Пушкинская речь Ф. М. Достоевского как историческое событие - страница 32
Не знаю, господа, счастье это или несчастье мое, но я почти совершенно лишен чувства стадности: толпа меня не подчиняет, большинство меня не убеждает, почему, вероятно, я и прожил свой век внепартийным человеком. Я трудно поддаюсь панике, слабо приемлю массовый энтузиазм. И в этом случае – тоже: не скажу, конечно, чтобы я остался вовсе чуждым всеобщему восторгу, но, несмотря на молодость свою, сохранил среди бушевавшего кругом почти безумия некоторое хладнокровие и долю недоверчивого скептицизма. А может быть, в том именно ранняя молодость-то и виновата.
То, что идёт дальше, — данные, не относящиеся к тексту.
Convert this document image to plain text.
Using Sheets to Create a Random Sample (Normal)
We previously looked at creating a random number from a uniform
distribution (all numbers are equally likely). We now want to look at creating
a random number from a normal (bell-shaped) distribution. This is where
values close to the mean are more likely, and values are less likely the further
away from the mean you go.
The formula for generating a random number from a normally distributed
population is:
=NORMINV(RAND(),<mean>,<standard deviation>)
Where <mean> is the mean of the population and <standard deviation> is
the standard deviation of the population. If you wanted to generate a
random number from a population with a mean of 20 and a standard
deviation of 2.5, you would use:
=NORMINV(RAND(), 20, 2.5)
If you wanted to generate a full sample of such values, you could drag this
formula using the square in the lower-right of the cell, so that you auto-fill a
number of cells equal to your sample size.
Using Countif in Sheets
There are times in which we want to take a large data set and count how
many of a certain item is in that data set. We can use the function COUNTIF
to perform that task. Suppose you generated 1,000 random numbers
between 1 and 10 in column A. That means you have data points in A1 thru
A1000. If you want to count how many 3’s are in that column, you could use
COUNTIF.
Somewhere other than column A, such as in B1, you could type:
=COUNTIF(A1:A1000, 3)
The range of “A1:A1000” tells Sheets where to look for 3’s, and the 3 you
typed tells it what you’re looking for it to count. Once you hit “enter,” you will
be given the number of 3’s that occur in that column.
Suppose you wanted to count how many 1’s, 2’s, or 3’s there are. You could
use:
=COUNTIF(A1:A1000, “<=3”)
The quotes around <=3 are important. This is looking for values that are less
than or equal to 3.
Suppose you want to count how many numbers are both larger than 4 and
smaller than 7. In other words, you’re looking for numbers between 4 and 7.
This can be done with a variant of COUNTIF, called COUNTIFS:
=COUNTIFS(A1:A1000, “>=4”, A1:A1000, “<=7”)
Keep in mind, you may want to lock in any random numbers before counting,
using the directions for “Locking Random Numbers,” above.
Недавно в Берлине знаменитый пианист Зилоти рассказывал мне со смехом, что когда он подростком слушал Антона Рубинштейна то чем бы восхищаться и благоговеть, сосчитал все фальшивые ноты, которыми этот величайший пианист довольно обычно грешил в левой руке. Кроме того, пожалуй, расхолаживала и некоторая ревность. Я в то время был без памяти влюблен в Тургенева, поклонялся ему как божеству, любовался им до смешного. Когда мой дядя, известный экономист Александр Иванович Чупров, представил меня литературному кумиру моему, то я с радости два дня умывался только левою рукою, чтобы, так сказать, подольше сохранить на правой благодать пожатья, которым Тургенев ее удостоил. Можете заключить отсюда, насколько было молодо-зелено. Мне казалось необходимым и справедливым, чтобы в великом литературном оркестре пушкинских торжеств место дирижера занимал Тургенев. Да так оно и предназначалось в плане устроителей, и, пожалуй, так оно и было до речи Достоевского. Но невозможно было не заметить, что Достоевский вдруг одним смелым движением вырвал из рук Тургенева дирижерскую палочку и в эффектнейшем и значительнейшем финале пушкинской симфонии замахал ею сам. И, что всего казалось обиднее, замахал по праву. Потому что изящная, чисто литературная речь Тургенева, которой мы горячо аплодировали накануне, совершенно поблекла, забылась, как бы утонула в громадном общественном значении речи Достоевского. Я не мог не понимать этого, но чувствовал себя несколько грустно – вроде того, как очень влюбленный юноша, придя на бал, вдруг убеждается, что его возлюбленная совсем не первая красавица в мире и далеко не царица бала.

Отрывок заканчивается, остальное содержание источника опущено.